Communications challenges: Intimidation in our courtrooms

IT’S nearly 70 years since Aldo Leopold wrote A Sand County Almanac. That beautiful book remains a cornerstone in contemporary thinking around our relationship with the natural world.

Communications challenges: Intimidation in our courtrooms

One of the book’s recurring themes is the end of solitude and man’s relentless encroachments on the quietest places.

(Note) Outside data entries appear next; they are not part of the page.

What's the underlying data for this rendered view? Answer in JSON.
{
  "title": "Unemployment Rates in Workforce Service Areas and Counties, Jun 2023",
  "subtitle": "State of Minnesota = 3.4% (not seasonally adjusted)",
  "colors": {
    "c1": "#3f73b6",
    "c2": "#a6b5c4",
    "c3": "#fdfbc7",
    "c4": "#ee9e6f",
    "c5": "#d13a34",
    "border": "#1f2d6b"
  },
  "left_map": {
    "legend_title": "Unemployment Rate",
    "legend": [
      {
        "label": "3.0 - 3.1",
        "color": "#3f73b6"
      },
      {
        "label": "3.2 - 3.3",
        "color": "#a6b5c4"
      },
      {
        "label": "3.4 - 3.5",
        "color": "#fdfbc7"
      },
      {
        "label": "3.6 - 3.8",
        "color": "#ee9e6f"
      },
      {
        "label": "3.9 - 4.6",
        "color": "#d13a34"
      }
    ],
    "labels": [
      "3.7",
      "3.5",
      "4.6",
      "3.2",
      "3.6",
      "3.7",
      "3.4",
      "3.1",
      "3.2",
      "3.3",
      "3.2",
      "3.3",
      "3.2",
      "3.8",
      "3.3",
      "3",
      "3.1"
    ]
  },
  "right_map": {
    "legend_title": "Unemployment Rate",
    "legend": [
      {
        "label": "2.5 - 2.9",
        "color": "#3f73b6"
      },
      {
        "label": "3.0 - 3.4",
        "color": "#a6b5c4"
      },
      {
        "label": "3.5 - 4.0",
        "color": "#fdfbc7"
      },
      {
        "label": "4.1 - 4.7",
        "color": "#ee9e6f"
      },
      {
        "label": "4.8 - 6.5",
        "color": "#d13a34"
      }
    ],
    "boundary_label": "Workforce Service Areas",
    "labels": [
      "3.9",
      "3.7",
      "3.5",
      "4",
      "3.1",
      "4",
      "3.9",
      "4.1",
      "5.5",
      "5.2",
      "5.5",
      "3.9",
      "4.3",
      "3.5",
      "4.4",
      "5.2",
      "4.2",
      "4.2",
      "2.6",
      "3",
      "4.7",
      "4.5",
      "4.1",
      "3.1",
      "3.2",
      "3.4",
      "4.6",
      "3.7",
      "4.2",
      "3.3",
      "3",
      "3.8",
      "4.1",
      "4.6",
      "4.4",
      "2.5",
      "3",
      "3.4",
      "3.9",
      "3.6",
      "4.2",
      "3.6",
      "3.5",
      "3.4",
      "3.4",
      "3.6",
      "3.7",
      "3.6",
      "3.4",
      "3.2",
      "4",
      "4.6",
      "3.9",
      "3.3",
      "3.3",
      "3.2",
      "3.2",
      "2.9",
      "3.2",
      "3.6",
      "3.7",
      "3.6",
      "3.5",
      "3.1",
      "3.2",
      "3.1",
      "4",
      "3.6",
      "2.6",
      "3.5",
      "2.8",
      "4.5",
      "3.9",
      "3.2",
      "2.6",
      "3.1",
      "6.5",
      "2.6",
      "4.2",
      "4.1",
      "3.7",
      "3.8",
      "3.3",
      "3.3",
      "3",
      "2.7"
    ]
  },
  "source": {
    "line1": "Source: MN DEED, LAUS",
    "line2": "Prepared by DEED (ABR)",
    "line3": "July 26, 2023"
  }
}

It is difficult to imagine how Leopold — born in 1887 — would reconcile ideas of solitude and today’s 24/7 communications tsunami.

Today, our justice system — or more correctly our system for the administration of justice — faces that very same question. 

The advent of mobile phone cameras has introduced a dimension into our courtrooms that needs to be recognised if the integrity of the process, and the safety of its participants, is to be as secure as they should be.

The idea that a trial can be surreptitiously broadcast over the internet as it unfolds flies in the face of the long-established choreography that supports the hope that that the law can be majestic as well as blind. 

Today’s legislation is again unequal to unimagined challenges brought by ever-evolving communications technology but it also seems an area where concerns can be easily allayed. 

A ban on the use of mobile communications in all courtrooms unless specifically authorised might be a good opening position.

There is an urgency about this as it seems only a matter of time before an important trial collapses over this intimidatory practice.